La ciencia ficción como género tiende a una paradoja. Al menos la ciencia ficción “suave”, así llamada según la denominación ortodoxa que colocaría en extremos opuestos de la gama a Phillip K. Dick y a Isaac Assimov. De todas maneras, por cuestiones del zeitgeist, o simplemente por afiliaciones estéticas, la vertiente “suave” ha tenido mayor representación en el cine. La paradoja consiste en que esa variante del género utiliza una cosmovisión racional y positivista, como lo es la de la ciencia y sus practicantes, para explorar temáticas irracionales, por llamarlas de alguna manera. Y es que las ciencias “suaves”, las sociales, aplican un sistema y una metodología para aprehenderse de cuestiones que más tienen que ver con el vértigo de un salto de fe. En esta tensión entre método y objeto de estudio, la ciencia ficción suave disfruta produciendo hipótesis, teorías, experimentos mentales, especulaciones, es decir, una serie de creaciones lúdicas que parten del lenguaje —esa herramienta tan poco científica y subjetiva— y que cobran vida siempre en forma de metáfora. El éxito o el fracaso de estas apuestas más artísticas que científicas, al menos bajo la lupa de la crítica cinematográfica, dependen de la relación más o menos armónica, más o menos verosímil, más o menos artificiosa entre texto y subtexto.
Aniquilación (2018), la segunda película de Alex Garland (Ex Machina, 2016), fue noticia mucho tiempo antes de su estreno. Protagonizada por Natalie Portman y Oscar Isaac, se trata de una producción enorme, financiada por uno de los principales estudios de Hollywood y escrita por un nominado al Oscar (el mismo Garland). Pero ni siquiera el star power combinado del cisne negro y Poe pudieron conseguir que Paramount Pictures estrenara la película en salas. Salvo en tres países, Aniquilación puede mirarse únicamente a través de la plataforma digital Netflix. En los noventas el mote “direct-to-video” era un eufemismo para no llamar a las cosas por su nombre: mala película. Hoy, la ecuación es distinta (o al menos eso es lo que el marketing quiere que pensemos): pantalla chica para un nicho acotado, porque las ideas son demasiado grandes. Y si bien la ambición temática del film no está puesta en duda, es en el manejo de estas pretensiones que la película trastabilla.
Como se vio en La llegada (2016), Aniquilación sigue con la tendencia de usar como protagonista a una mujer cuya profesión no está directamente asociada al género. En el primer caso se trataba de una lingüista, en este, Lena (Natalie Portman en un rol en el que no termina de sentírsela cómoda), que es bióloga. Su esposo, Kane (Oscar Isaac), partió en una misión encubierta del ejército y lleva más de un año desaparecido. Hasta que un día aparece y esto dispara una serie de acontecimientos que conducen a Lena al meollo del fantástico. ¿De qué se trata? De un campo de fuerza con los colores del arcoíris que se expande de manera excéntrica a partir de un evento de apariencia alienígena. El campo de fuerza, o shimmer, va consumiendo todo a su paso y los esfuerzo del ejército para entenderlo y/o contenerlo han resultado en la muerte y desaparición de todos los involucrados. Desde el vamos, ya las metáforas son quizás demasiado patentes: el shimmer como representación simbólica de un tumor, como ese Otro que en realidad es Uno Mismo, esa pulsión de muerte que está “codificada en nuestro propio ADN”, como dice una de las compañeras de Lena (que, por supuesto, termina ingresando al shimmer, donde nos damos cuenta de que además de bióloga es excelente manejando rifles de alto calibre).
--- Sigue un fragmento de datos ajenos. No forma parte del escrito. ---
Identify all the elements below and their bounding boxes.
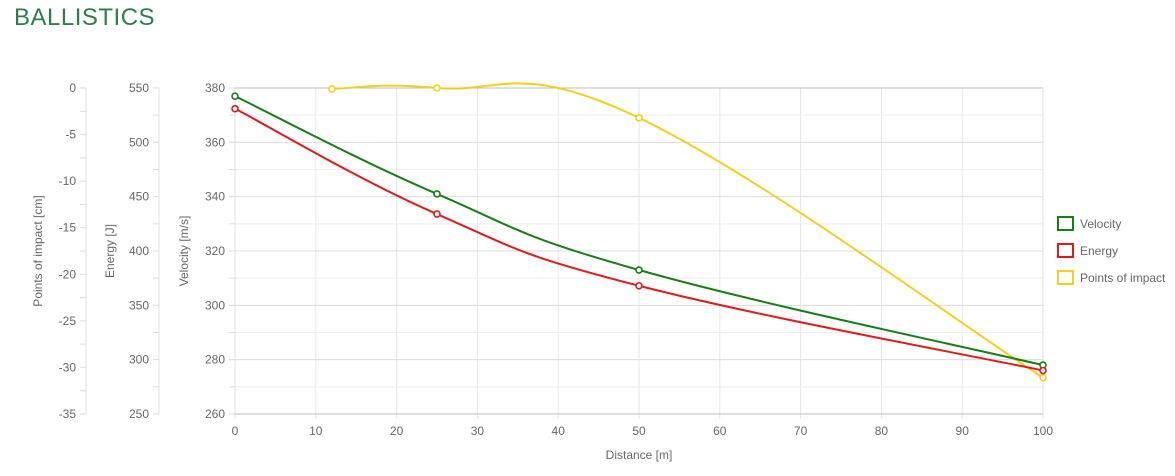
energy-tick-label: 400 [129,244,149,258]
poi-tick-label: -25 [59,314,77,328]
poi-tick-label: 0 [69,81,76,95]
poi-tick-label: -35 [59,407,77,421]
x-tick-label: 30 [471,424,485,438]
velocity-series-line [234,95,1044,367]
velocity-data-point[interactable] [433,190,441,198]
energy-tick-label: 250 [129,407,149,421]
x-tick-label: 40 [552,424,566,438]
velocity-tick-label: 280 [205,353,225,367]
legend-label-energy[interactable]: Energy [1080,244,1118,258]
velocity-tick-label: 340 [205,190,225,204]
points-of-impact-series-line [331,82,1044,379]
velocity-data-point[interactable] [635,266,643,274]
velocity-tick-label: 380 [205,81,225,95]
poi-tick-label: -15 [59,221,77,235]
poi-axis-title: Points of impact [cm] [31,195,45,306]
energy-axis-title: Energy [J] [103,224,117,278]
legend-swatch-points-of-impact[interactable] [1057,270,1074,285]
points-of-impact-data-point[interactable] [328,85,336,93]
points-of-impact-data-point[interactable] [635,114,643,122]
x-tick-label: 90 [956,424,970,438]
x-tick-label: 80 [875,424,889,438]
velocity-tick-label: 300 [205,298,225,312]
x-tick-label: 70 [794,424,808,438]
energy-tick-label: 450 [129,190,149,204]
x-tick-label: 60 [713,424,727,438]
energy-tick-label: 300 [129,353,149,367]
x-tick-label: 50 [632,424,646,438]
poi-tick-label: -30 [59,360,77,374]
energy-data-point[interactable] [231,104,239,113]
points-of-impact-data-point[interactable] [1039,373,1047,382]
velocity-tick-label: 320 [205,244,225,258]
energy-data-point[interactable] [635,281,643,290]
energy-data-point[interactable] [1039,366,1047,375]
energy-tick-label: 550 [129,81,149,95]
x-tick-label: 100 [1033,424,1053,438]
legend-swatch-velocity[interactable] [1057,216,1074,231]
poi-tick-label: -5 [65,128,76,142]
page-title: BALLISTICS [14,4,156,31]
points-of-impact-data-point[interactable] [433,84,441,92]
poi-tick-label: -10 [59,174,77,188]
legend-label-points-of-impact[interactable]: Points of impact [1080,271,1166,285]
velocity-data-point[interactable] [231,92,239,100]
poi-tick-label: -20 [59,267,77,281]
velocity-axis-title: Velocity [m/s] [177,216,191,287]
x-tick-label: 0 [232,424,239,438]
legend-swatch-energy[interactable] [1057,243,1074,258]
velocity-tick-label: 260 [205,407,225,421]
energy-tick-label: 500 [129,135,149,149]
energy-series-line [234,107,1044,372]
x-tick-label: 20 [390,424,404,438]
x-axis-title: Distance [m] [606,448,673,462]
x-tick-label: 10 [309,424,323,438]
velocity-tick-label: 360 [205,135,225,149]
legend-label-velocity[interactable]: Velocity [1080,217,1121,231]
energy-data-point[interactable] [433,210,441,218]
energy-tick-label: 350 [129,298,149,312]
Pero peor que eso es la “esquizofrenia genérica” del relato.
Garland no intenta ocultar sus referencias: La saga Alien, Stalker (1979), Solaris (1972), Contacto (1997), La fuente de la vida (2006), todas aparecen citadas de una u otra manera, lo cual, como cinemateca personal, no representa un problema, pero en una misma película le exigen a la diégesis saltos tonales demasiado abruptos. Porque una cosa es el simbolismo feminista, cyberpunk, de “survival maternal” en Aliens (1986), y otro el lirismo trascendental de Tarkovski. El cambalache posmoderno de apropiaciones que está presente en Aniquilación funciona en detrimento del poder de su premisa: la autodestrucción es inherente a nuestra condición humana, como la apoptosis celular, y es justo en esa lucha inútil contra la muerte que agotamos nuestro tiempo y nuestro cuerpo y morimos. Desafortunadamente, la inconsistencia narrativa es tanta que cuando llegamos al tercer acto, ni siquiera el encantamiento visual de las escenas puede evitar la sensación de que algo se perdió en el camino, llámese el foco, el verosímil o algún vestigio de sentido.